Not cartoon mountain lions but real ones. One languishing, the other lounging, on a craggy sandstone ridge.
The sick one makes another plaintive sound, unintelligible even for mountain lions and yet intelligible, in its primal sense, to any living thing. Butterflies flutter about nearby, but the mountain lions pay no mind.
“Do you love me?” the first mountain lion asks its friend.
“Of course I love you,” the other replies. “You’re my dearest friend, my companion.”
“And you are mine,” says the first. “And in that case, you shouldn’t let me die alone.”
“I already told you,” the other says, “you’re not going to die.”
“But I am,” says the dying mountain lion, forlorn. I am.

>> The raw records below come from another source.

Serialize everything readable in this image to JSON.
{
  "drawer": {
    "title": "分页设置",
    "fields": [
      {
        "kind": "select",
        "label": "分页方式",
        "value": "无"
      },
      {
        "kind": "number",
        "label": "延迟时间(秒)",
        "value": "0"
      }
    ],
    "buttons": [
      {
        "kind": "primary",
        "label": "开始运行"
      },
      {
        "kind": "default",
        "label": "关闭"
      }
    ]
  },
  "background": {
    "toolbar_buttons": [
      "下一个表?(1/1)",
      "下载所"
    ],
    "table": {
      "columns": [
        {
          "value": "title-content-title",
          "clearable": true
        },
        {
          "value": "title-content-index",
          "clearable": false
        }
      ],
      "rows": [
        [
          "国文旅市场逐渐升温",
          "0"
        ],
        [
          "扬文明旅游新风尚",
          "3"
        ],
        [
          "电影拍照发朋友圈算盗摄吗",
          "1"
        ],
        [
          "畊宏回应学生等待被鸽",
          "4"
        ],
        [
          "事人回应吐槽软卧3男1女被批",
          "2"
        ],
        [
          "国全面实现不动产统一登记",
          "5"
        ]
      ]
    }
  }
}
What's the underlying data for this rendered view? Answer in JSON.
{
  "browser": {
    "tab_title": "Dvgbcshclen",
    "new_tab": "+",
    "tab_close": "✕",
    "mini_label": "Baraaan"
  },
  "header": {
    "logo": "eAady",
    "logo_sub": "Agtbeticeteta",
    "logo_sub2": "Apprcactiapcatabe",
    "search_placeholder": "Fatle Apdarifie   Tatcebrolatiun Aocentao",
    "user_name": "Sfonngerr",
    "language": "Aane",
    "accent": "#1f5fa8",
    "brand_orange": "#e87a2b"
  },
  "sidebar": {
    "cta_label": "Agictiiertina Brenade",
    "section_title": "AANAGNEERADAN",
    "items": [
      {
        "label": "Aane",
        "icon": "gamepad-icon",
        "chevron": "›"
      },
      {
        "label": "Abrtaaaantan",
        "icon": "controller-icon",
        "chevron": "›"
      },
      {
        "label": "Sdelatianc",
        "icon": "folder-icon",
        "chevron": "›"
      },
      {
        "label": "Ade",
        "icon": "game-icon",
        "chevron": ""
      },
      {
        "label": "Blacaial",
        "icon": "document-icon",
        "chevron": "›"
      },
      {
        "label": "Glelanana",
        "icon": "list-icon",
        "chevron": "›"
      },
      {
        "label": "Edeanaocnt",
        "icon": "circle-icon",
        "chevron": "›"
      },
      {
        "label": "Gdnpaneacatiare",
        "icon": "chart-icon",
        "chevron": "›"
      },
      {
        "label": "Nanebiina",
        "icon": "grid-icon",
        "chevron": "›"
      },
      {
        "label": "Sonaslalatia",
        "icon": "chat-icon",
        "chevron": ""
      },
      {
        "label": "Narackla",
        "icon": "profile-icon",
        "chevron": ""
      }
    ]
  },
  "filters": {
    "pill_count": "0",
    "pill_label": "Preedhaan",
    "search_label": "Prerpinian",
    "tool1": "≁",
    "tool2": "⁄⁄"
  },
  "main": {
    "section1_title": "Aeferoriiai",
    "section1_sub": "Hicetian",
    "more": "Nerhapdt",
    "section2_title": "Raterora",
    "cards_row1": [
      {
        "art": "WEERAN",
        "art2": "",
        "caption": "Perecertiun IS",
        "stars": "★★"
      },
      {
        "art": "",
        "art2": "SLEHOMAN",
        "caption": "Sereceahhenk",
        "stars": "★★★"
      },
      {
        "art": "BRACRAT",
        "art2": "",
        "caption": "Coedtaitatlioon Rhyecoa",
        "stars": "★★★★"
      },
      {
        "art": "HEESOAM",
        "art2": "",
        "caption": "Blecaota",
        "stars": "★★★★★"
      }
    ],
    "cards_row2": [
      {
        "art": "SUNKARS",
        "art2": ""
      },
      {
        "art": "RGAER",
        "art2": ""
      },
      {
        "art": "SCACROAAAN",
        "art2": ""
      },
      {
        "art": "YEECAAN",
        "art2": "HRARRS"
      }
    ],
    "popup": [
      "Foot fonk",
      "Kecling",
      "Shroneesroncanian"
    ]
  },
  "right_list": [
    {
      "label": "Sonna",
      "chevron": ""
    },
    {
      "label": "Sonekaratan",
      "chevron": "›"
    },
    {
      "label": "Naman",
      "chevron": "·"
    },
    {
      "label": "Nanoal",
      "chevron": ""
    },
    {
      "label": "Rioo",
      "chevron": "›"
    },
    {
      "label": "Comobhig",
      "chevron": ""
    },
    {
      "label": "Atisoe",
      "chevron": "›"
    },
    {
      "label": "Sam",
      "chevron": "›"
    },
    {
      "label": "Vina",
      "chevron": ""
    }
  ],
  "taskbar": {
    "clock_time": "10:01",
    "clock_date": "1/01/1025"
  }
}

And the friend is a little frightened now, for death is clearly, in fact, quite near.
“You won’t let us be separated, will you?” says the one, its eyes flashing wildly—as, in centuries past, the madman’s eyes would flash. They flash as if to say: “You must come with me.”
The friend shudders, pretends distraction, turns away.
Of an afternoon in early autumn it is as though the canyon is made of gold. Sweeping backdrops and painted flats for a brief, impossible opera. A long day passes just that quickly. Birds as the sun goes down sing in registers deeper than we can imagine—or apprehend—and their feathers, too, are darker, almost invisible shades.
Next morning, the mountain lion is no longer dying but dead. Its breath failed during the night, perhaps during sleep, mercifully, during a pleasantly stuporous dream. The friend is nowhere to be seen.
There is the animal’s body, alone now, still overlooking the canyon, as cliffs are said to overlook the spaces they rise above. A form among forms from this great distance, joining other forms. Not a body, not even a statue but a rock only, frozen and black before the rising sun.
Remember it is only a mountain lion, not a human mountain lion.